É incrível como boa parte dos “intelectuais”, “pensadores” e “jornalistas” desse país se bata para entender o avanço avassalador do presidente Lula nas pesquisas de intenção de voto à Presidência da República. Com alguns institutos apontando o presidente com 51% das intenções, dando como certa a reeleição, as dúvidas que se apresentam refletem dois aspectos: A má vontade de entender a realidade e portanto a leitura correta dos números; E o preconceito de classe que permeia boa parte desses grupos ditos “formadores de opinião”.
Basta analisar as pesquisas recentes do Instituto Datafolha. Na faixa de renda familiar inferior a R$350, Lula bate Geraldo Alckmin por 51% a 21%. É o grupo que tem se beneficiado com os programas de assistência social tipo bolsa-família, certo? Certo, mas não apenas. A verdade é que programas sociais governamentais nunca tiveram impacto determinante nas opções de escolha do eleitorado brasileiro, particularmente o do nordeste. Simplesmente porque quase não existiam.
O que prevalecia era a política do assistencialismo momentâneo, pontual e sazonal, política levada a cabo durante décadas pelas classes dominantes. O que ocorre agora é a construção de uma expectativa de ampliação desses programas, o que já se processa em setores como educação, saúde, segurança alimentar etc. Pelo mínimo que se tenha feito, o povo constata que há muitos anos essa atenção não lhe era dispensada. E o fato é irradiador. A própria classe média já começa a reconhecer os avanços e migra para a candidatura de Lula.
Em entrevista concedia à revista Caros Amigos, o jornalista Franklin Martins, uma voz lúcida em meio a um mar de verborréia barata, comenta que seis milhões de pessoas foram incorporadas à classe C, ampliando o mercado de consumo. É simples: o sujeito que não tinha absolutamente nada há quatro anos passou a consumir um fogão, uma tv ou um computador à prestação, além disso está comendo mais. Martins entende essa situação como um elemento novo na política brasileira.
Por outro lado, o povo beneficiado com essa política avalia Alckmin como representante dos interesses dos ricos.

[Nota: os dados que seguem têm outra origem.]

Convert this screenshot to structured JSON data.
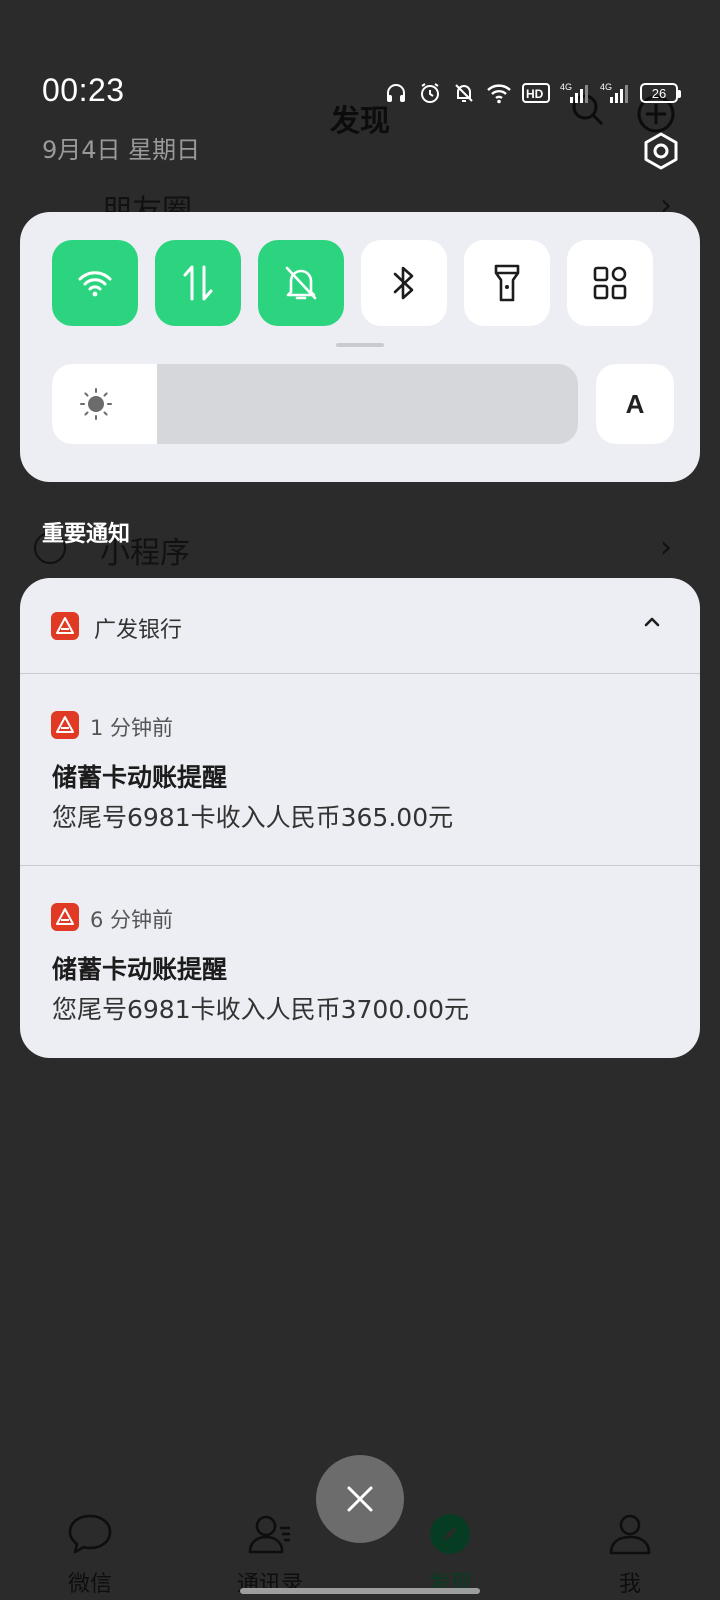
{
  "background_app": {
    "title": "发现",
    "rows": [
      {
        "label": "朋友圈"
      },
      {
        "label": "小程序"
      }
    ]
  },
  "status_bar": {
    "time": "00:23",
    "date": "9月4日  星期日",
    "battery": "26",
    "network_1": "4G",
    "network_2": "4G",
    "hd_badge": "HD"
  },
  "quick_settings": {
    "tiles": [
      {
        "name": "wifi",
        "active": true,
        "icon": "wifi-icon"
      },
      {
        "name": "mobile-data",
        "active": true,
        "icon": "data-transfer-icon"
      },
      {
        "name": "do-not-disturb",
        "active": true,
        "icon": "bell-off-icon"
      },
      {
        "name": "bluetooth",
        "active": false,
        "icon": "bluetooth-icon"
      },
      {
        "name": "flashlight",
        "active": false,
        "icon": "flashlight-icon"
      },
      {
        "name": "more",
        "active": false,
        "icon": "grid-icon"
      }
    ],
    "brightness_level": 0.2,
    "auto_brightness_label": "A"
  },
  "notifications": {
    "section_title": "重要通知",
    "app_name": "广发银行",
    "items": [
      {
        "time": "1 分钟前",
        "title": "储蓄卡动账提醒",
        "body": "您尾号6981卡收入人民币365.00元"
      },
      {
        "time": "6 分钟前",
        "title": "储蓄卡动账提醒",
        "body": "您尾号6981卡收入人民币3700.00元"
      }
    ]
  },
  "bottom_nav": {
    "tabs": [
      {
        "label": "微信",
        "active": false
      },
      {
        "label": "通讯录",
        "active": false
      },
      {
        "label": "发现",
        "active": true
      },
      {
        "label": "我",
        "active": false
      }
    ]
  },
  "colors": {
    "accent_green": "#2dd47f",
    "panel_bg": "#eceef3",
    "scrim": "#2b2b2b",
    "bank_red": "#e03a25"
  }
}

O fato também é confirmado pelos dados da última pesquisa Datafolha, divulgada na sexta-feira, 08/09.
A despeito do quadro apresentado, a grande mídia teima em buscar explicações no fenômeno do populismo, como ocorreu neste domingo (10/09) no jornal Folha de São Paulo. O sociólogo Francisco Weffort, ex-ministro de Fernando Henrique Cardoso, explica a tendência da maioria do eleitorado à política do “rouba mas faz”. Ele compara Lula a Adhemar de Barros, governador paulista dos anos 50 que se notabilizou com essa assertiva.
E Lula roubou? E como se deu o esquema nas entranhas do famoso “mensalão”? Os fatos que a grande mídia utilizou contra o presidente foram, de certo modo, tão evasivos que a nada chegaram. Ainda hoje Ministério Público e demais investigantes se batem para desvendar o novelo do chamado ”Valerioduto”. Quanto à imprensa, esta cansou.
Mais lúcido do que Weffort, o cientista político Fabiano Santos, na mesma entrevista, afirma que o que está ocorrendo é uma espécie de “revanche por parte dos eleitores do PT”. É razoável a afirmação de Fabiano. Para ele, o eleitorado está dando uma resposta ao que o pesquisador entende como uma ação além das medidas por parte da imprensa ao “cobrir” os fatos nos últimos dois anos.
Jogando fora toneladas de teorias que abarcam os fenômenos da mídia, compreende-se que a imprensa é muito mais pautada do que pautadora. E nesse caso, pautada pelas classes que a sustenta. Em contraposição, não está sendo assimilada pelas classes às quais vira as costas. Franklin Martins tem razão: existe uma nova tomada de atitude do povo que ainda não foi avaliada pelos “intelectuais” da imprensa.